Another paper offers a sobering (equally controversial) assessment of the missionary movement, 300 years later. In My Several Worlds, novelist Pearl Buck, daughter of Protestant missionaries in China, wrote: “I knew intuitively that [missionaries] were not in China primarily because they loved the people, even though they did learn to love a people naturally lovable. No, they were there … to fulfill some spiritual need of their own. It was a noble need, its purposes unselfish, partaking doubtless of that divine need through which God so loved the world that He sent His only begotten Son for its salvation. But somewhere I had learned from Thoreau, who doubtless learned it from Confucius, that if a man comes to do his own good for you, then you must flee that man and save yourself.”

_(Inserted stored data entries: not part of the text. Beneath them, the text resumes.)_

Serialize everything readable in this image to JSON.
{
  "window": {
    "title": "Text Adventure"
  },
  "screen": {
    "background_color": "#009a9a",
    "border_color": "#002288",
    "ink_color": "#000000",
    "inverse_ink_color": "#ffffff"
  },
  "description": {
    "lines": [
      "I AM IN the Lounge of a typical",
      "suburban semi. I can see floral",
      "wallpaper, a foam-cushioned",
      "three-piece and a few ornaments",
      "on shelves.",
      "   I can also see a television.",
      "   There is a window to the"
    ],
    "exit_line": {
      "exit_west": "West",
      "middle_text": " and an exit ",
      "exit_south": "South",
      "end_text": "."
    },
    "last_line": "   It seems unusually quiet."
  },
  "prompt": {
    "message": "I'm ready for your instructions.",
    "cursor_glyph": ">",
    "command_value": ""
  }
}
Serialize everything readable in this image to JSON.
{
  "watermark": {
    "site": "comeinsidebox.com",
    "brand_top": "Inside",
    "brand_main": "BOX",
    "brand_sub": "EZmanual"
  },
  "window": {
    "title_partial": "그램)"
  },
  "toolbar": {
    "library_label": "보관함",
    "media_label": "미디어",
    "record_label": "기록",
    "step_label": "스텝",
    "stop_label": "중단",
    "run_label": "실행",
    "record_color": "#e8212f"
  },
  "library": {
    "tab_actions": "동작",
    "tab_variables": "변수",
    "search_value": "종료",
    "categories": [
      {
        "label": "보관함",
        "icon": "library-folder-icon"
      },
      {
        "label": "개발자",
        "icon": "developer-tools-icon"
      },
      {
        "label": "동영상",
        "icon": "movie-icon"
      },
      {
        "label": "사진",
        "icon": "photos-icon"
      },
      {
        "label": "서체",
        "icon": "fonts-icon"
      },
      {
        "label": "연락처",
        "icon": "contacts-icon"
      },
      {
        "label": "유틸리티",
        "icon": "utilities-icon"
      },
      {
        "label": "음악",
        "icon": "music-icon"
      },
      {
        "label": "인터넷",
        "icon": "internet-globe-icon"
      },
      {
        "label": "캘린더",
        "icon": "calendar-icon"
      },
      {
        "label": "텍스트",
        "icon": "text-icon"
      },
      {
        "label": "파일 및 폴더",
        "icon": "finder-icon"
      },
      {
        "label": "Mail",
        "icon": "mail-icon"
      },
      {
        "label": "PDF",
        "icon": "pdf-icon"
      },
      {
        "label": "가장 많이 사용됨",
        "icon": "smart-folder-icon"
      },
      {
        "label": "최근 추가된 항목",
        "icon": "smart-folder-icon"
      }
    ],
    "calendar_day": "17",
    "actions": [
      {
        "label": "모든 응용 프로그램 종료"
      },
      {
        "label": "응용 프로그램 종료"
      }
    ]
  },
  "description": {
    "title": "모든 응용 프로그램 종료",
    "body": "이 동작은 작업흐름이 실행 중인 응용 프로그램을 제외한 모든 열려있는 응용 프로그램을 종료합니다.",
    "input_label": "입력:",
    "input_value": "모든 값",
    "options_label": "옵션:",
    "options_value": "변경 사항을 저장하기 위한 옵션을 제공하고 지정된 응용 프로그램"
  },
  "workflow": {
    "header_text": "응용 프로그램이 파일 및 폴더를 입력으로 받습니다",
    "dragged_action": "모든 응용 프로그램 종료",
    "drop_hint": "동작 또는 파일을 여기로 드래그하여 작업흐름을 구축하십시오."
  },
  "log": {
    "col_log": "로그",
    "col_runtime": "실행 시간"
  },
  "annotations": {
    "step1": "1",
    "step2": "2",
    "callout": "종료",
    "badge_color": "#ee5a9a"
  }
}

Struggles over the nature of conversion were part of another research paper, related in part to the spiritual pilgrimage of Jay Bakker, son of controversial televangelists Jim and Tammy Faye Bakker, and now co-founder of the Revolution Church movement, currently pastoring its Minneapolis congregation. The student quotes Bakker’s comment from his book, Fall to Grace, that “the turning point in my understanding of grace came when [Donnie Earl Paul] convinced me to spend time with the writing of the apostle Paul, especially his Letter to the Galatians… If it hadn’t been for Paul’s message for grace, I would have drunk myself into the ground before my thirtieth birthday. For years leading up to that point, it had been Jay Bakker vs. Jack Daniel’s in a no-holds-barred old-fashioned bar fight. Jack was kicking my ass before grace stepped in to stop the fight.” Meeting in bars or candy stores in various urban locales, Revolution Church reaches out to persons long disillusioned with Christian faith as a viable means of grace.
“Grace stepped in to stop the fight.” That line will “stay in my head” for a long time, thanks to Rev. Bakker and the student who taught me about him.